Os desafios do combate ao trabalho escravo no século XXI

Enviada em 02/11/2018

O trabalho escravo no Brasil não é uma problemática recente. Desde a colonização, africanos eram trazidos ao Brasil colônia para fazerem trabalhos forçados nas lavouras, dentre outras atividades. Eles foram escravizados, tratados sem o menor respeito aos direitos humanos, e vistos por muito tempo como uma simples ferramenta humana de trabalho, até sua libertação com a Lei Áurea em 1888. Ainda hoje, embora seja crime, há trabalho escravo no Brasil, e portanto, é necessário tomar medidas para erradicar essa prática.

A priori, vale ressaltar que, segundo o Código Penal brasileiro, é crime reduzir alguém a condição análoga à de escravo, sem quaisquer direito do trabalhador, entre outros.

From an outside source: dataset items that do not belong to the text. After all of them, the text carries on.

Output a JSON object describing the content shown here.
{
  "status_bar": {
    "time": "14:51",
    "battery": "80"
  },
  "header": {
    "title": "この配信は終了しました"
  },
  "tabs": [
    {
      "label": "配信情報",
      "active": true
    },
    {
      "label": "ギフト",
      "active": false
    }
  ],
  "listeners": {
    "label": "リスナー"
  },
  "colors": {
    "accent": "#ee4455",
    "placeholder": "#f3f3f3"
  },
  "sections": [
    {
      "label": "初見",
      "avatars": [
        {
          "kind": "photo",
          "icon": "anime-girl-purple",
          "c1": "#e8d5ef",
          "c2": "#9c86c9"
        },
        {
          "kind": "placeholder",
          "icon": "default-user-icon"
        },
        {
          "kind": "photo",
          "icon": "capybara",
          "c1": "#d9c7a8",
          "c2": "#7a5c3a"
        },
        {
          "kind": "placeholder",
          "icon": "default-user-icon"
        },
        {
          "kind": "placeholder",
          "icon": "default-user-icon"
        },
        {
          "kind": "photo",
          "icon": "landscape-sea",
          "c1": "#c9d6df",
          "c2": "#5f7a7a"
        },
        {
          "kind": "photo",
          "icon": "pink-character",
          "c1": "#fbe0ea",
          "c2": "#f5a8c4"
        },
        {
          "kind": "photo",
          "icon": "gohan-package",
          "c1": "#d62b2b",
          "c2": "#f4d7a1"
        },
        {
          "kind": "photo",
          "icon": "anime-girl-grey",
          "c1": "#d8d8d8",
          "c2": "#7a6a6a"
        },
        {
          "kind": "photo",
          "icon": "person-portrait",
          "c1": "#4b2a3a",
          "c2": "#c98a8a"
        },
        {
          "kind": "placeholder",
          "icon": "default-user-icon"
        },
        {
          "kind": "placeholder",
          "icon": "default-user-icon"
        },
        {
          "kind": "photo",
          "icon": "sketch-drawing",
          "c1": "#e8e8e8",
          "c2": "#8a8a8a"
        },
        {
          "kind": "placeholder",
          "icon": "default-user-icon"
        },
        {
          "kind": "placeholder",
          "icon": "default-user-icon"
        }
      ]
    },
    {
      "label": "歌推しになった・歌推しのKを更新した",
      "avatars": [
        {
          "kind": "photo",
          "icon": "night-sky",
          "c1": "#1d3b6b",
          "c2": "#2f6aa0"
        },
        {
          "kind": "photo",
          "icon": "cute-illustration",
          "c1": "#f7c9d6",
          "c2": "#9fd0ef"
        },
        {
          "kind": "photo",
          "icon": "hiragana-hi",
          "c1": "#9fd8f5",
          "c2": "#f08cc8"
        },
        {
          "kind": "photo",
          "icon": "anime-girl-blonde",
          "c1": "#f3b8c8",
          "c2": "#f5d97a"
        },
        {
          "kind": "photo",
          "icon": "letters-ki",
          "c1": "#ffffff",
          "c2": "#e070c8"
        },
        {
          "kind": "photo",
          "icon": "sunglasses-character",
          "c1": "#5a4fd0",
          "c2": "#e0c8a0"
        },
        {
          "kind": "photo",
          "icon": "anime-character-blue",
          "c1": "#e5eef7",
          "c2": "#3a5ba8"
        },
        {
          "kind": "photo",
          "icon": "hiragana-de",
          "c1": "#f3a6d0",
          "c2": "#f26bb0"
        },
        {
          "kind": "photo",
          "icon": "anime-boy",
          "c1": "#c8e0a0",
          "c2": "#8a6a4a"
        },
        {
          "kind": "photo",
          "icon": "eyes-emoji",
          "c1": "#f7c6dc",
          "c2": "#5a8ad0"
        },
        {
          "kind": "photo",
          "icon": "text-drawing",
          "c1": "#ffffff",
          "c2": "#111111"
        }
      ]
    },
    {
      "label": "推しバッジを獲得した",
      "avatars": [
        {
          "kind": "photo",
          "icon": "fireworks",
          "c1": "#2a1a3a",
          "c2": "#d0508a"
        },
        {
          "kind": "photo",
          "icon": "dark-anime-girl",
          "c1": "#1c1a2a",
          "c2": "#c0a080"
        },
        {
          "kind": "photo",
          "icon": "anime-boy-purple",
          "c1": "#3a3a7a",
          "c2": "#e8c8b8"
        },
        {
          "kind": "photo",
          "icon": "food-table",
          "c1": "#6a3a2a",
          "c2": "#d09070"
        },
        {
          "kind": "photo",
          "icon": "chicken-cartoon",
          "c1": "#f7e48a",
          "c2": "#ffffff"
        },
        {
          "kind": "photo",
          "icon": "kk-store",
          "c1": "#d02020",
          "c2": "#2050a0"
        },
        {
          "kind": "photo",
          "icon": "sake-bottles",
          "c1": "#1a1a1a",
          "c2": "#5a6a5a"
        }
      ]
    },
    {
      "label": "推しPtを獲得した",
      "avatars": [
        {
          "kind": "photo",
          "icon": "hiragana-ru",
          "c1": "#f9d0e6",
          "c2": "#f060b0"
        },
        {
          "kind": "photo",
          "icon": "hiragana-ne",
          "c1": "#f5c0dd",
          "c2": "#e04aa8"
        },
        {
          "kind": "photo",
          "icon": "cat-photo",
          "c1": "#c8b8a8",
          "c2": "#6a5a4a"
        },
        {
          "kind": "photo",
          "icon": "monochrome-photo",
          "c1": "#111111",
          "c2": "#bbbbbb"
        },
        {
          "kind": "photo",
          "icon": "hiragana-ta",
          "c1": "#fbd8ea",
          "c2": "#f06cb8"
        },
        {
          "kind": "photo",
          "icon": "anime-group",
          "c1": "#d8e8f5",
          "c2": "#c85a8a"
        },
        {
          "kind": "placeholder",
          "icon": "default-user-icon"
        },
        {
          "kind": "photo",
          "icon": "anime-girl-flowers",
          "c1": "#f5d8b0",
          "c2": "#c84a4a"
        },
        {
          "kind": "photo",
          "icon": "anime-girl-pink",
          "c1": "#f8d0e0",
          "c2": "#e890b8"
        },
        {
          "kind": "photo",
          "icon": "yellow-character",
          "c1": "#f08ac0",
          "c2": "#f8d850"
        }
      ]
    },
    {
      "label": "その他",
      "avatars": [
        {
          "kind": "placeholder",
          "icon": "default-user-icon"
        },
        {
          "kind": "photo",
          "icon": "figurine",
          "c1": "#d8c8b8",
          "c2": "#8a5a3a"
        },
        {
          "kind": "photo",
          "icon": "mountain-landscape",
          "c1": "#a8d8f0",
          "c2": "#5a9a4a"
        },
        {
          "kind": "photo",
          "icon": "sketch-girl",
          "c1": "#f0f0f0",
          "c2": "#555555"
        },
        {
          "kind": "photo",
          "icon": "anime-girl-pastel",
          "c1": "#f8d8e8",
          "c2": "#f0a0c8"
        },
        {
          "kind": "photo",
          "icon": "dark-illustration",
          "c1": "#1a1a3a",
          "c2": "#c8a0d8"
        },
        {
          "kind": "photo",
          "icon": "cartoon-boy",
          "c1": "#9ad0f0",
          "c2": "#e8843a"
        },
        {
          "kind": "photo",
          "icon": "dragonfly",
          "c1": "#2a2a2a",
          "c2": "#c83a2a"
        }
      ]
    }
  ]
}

No entanto, não é medida que se impõe, visto que, hoje, no Brasil, existem mais de 160000 mil trabalhadores vivendo e trabalhando em condições de escravidão humana, sendo maioria do sexo masculino, e mais da metade negros e pardos.

A posteriori, é notório que a má formação educacional e/ou nenhum grau de escolaridade, é fator predominante para o indivíduo sofrer com condições degradantes no trabalho, sendo 32% dos trabalhadores escravizados analfabetos. Dessa forma, pode - se constatar que um dos problemas que impedem a erradicação do trabalho escravo no Brasil é, além da falha de fiscalização por meio de órgãos regulamentadores, a precariedade do sistema público de ensino, principalmente em regiões onde há escravidão.

Portanto, é necessário que haja melhor fiscalização das condições de trabalho dos brasileiros, e que medidas de punição sejam devidamente tomadas para quem desrespeitar os direitos trabalhistas, e humanos. Ademais, cabe ao governo investir na melhoria e na qualidade do ensino público para regiões onde o trabalho escravo é realidade, pois como disserta o filósofo Kant, “O homem é aquilo que a educação faz dele”. Dessa forma, o trabalho escravo será mitigado, e a população brasileira respeitada e valorizada.